Brian Klein’s paper, “Dina, domination, and Resistance: Indigenous Institutions, Local Politics, and Resource Governance in Madagascar,” won the Outstanding Article Award by the Cultural and Political Ecology (CAPE) Specialty Group of the American Association of Geographers (AAG). In his paper, Klein and his team investigate how Malagasy dina—local-level codes considered “customary law” in Madagascar—have been enrolled in competing projects of territorial production. In doing so, it engages in conversations regarding the mobilization of “indigenous” forms to stake claims and govern behavior on extractive frontiers. His work draws primarily on ethnographic evidence collected over 15 months of fieldwork in Betsiaka, a rural community in the country's far northwest. Klein shows how gold mining-specific dina has figured in local leaders’ struggles against state-corporate interventions, in external actors’ strategies of domination, and in intra-community contests between locals, migrants, and other factions seeking wealth and power in the diggings. In addition to showing how the Betsiaka Dina, in particular, has become a tool and target of territorialization, the article also traces the history and presence of Malagasy dina more generally, offering a comprehensive accounting of a ubiquitous yet understudied institutional form.

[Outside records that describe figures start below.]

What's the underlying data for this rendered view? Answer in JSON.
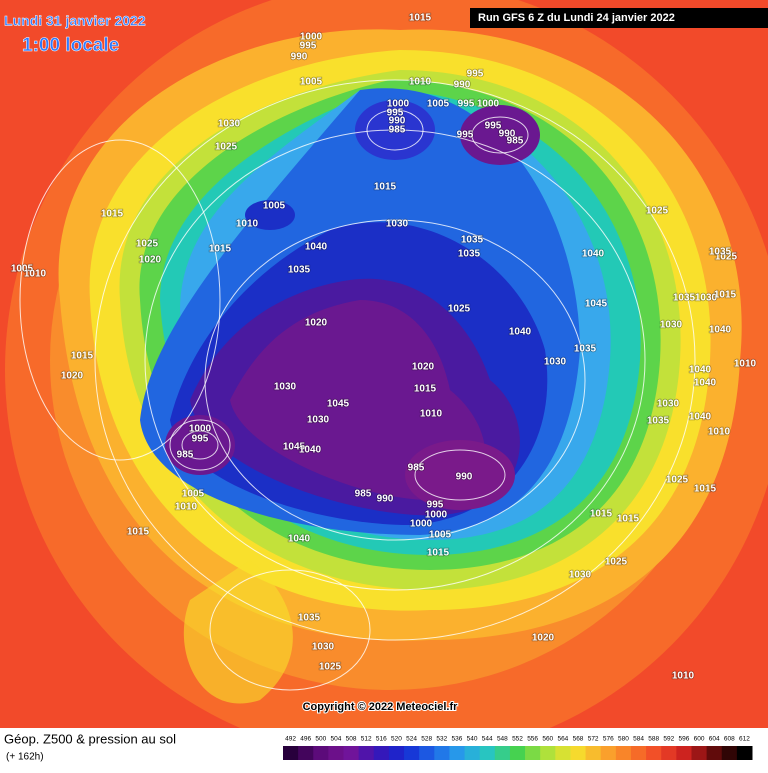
{
  "header": {
    "date": "Lundi 31 janvier 2022",
    "time": "1:00 locale",
    "run": "Run GFS 6 Z du Lundi 24 janvier 2022"
  },
  "map": {
    "isobar_labels": [
      1015,
      1000,
      995,
      990,
      1005,
      1010,
      995,
      990,
      1005,
      995,
      1000,
      1000,
      995,
      990,
      985,
      995,
      990,
      985,
      995,
      1030,
      1025,
      1015,
      1005,
      1010,
      1015,
      1025,
      1020,
      1015,
      1040,
      1030,
      1035,
      1035,
      1040,
      1025,
      1035,
      1005,
      1010,
      1045,
      1025,
      1020,
      1040,
      1030,
      1035,
      1020,
      1015,
      1030,
      1045,
      1010,
      1030,
      1000,
      995,
      985,
      1045,
      1040,
      985,
      990,
      985,
      990,
      995,
      1000,
      1000,
      1005,
      1015,
      1005,
      1010,
      1015,
      1040,
      1015,
      1020,
      1035,
      1030,
      1025,
      1020,
      1010,
      1015,
      1015,
      1025,
      1030,
      1025,
      1015,
      1030,
      1035,
      1040,
      1010,
      1030,
      1035,
      1030,
      1040,
      1040,
      1040,
      1010,
      1015,
      1025,
      1035
    ],
    "copyright": "Copyright © 2022 Meteociel.fr"
  },
  "footer": {
    "title": "Géop. Z500 & pression au sol",
    "subtitle": "(+ 162h)",
    "color_scale": [
      492,
      496,
      500,
      504,
      508,
      512,
      516,
      520,
      524,
      528,
      532,
      536,
      540,
      544,
      548,
      552,
      556,
      560,
      564,
      568,
      572,
      576,
      580,
      584,
      588,
      592,
      596,
      600,
      604,
      608,
      612
    ]
  }
}
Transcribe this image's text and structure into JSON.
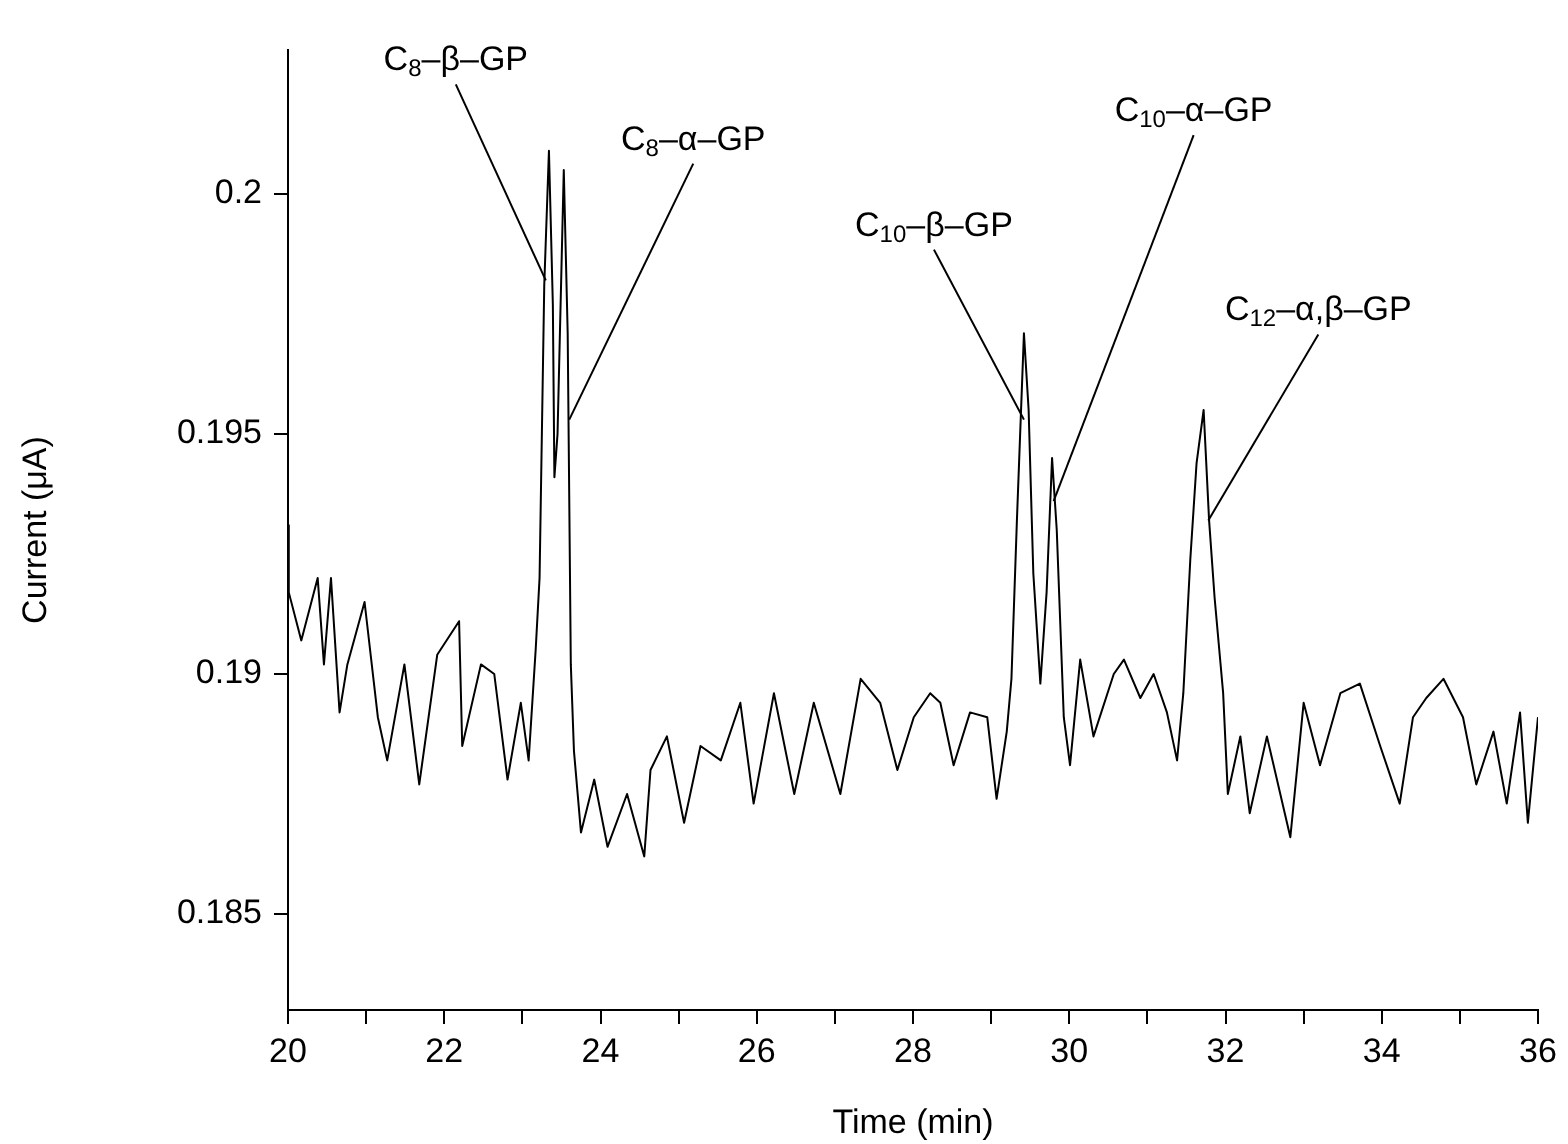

Klein is an assistant professor at the University of Michigan, jointly appointed in the Department of Afroamerican and African Studies (DAAS) and the Program in the Environment (PitE). In addition to his appointments, Klein has been an ASC research associate since 2020, serving as a reviewer for the U-M African Presidential Scholars (UMAPS) Program and as a member of the African Social Research Initiative (ASRI)’s Steering Committee.

As a political ecologist and critical human geographer interested in environmental governance, resource politics, and rural development in Africa, his research is centrally concerned with exploitation. By this, he means both the ways in which rural smallholders and communities manage, extract, and use natural resources for purposes of livelihood generation and social reproduction, as well as how various actors extract value from rural laborers through processes of expropriation and accumulation. He investigates these dynamics in resource frontier settings—“marginal” spaces often viewed and treated as peripheral, but arguably where the character and consequences of contemporary late capitalism are most apparent, alongside possibilities of resistance and ways of being otherwise.

He is currently working on a book manuscript tentatively titled “Everyday Exploitation: Extractive Autonomy and Accumulation by Articulation in the Mines of Madagascar. Everyday Exploitation” plays on the dual valences of “exploitation” to interrogate how Madagascar’s mineral fields are landscapes of both opportunity and vulnerability. Grounded in the diggings of Betsiaka, in Madagascar’s far northwest, the book examines the quotidian processes through which Malagasy artisanal miners pull gold from the ground and the mechanisms by which varying actors wring value from these rural laborers.

At the center of his work, he is committed to producing policy-relevant research informed by interdisciplinary analysis aimed at achieving more equitable and sustainable outcomes for smallholder resource extractors and rural communities—in Madagascar and across the globe.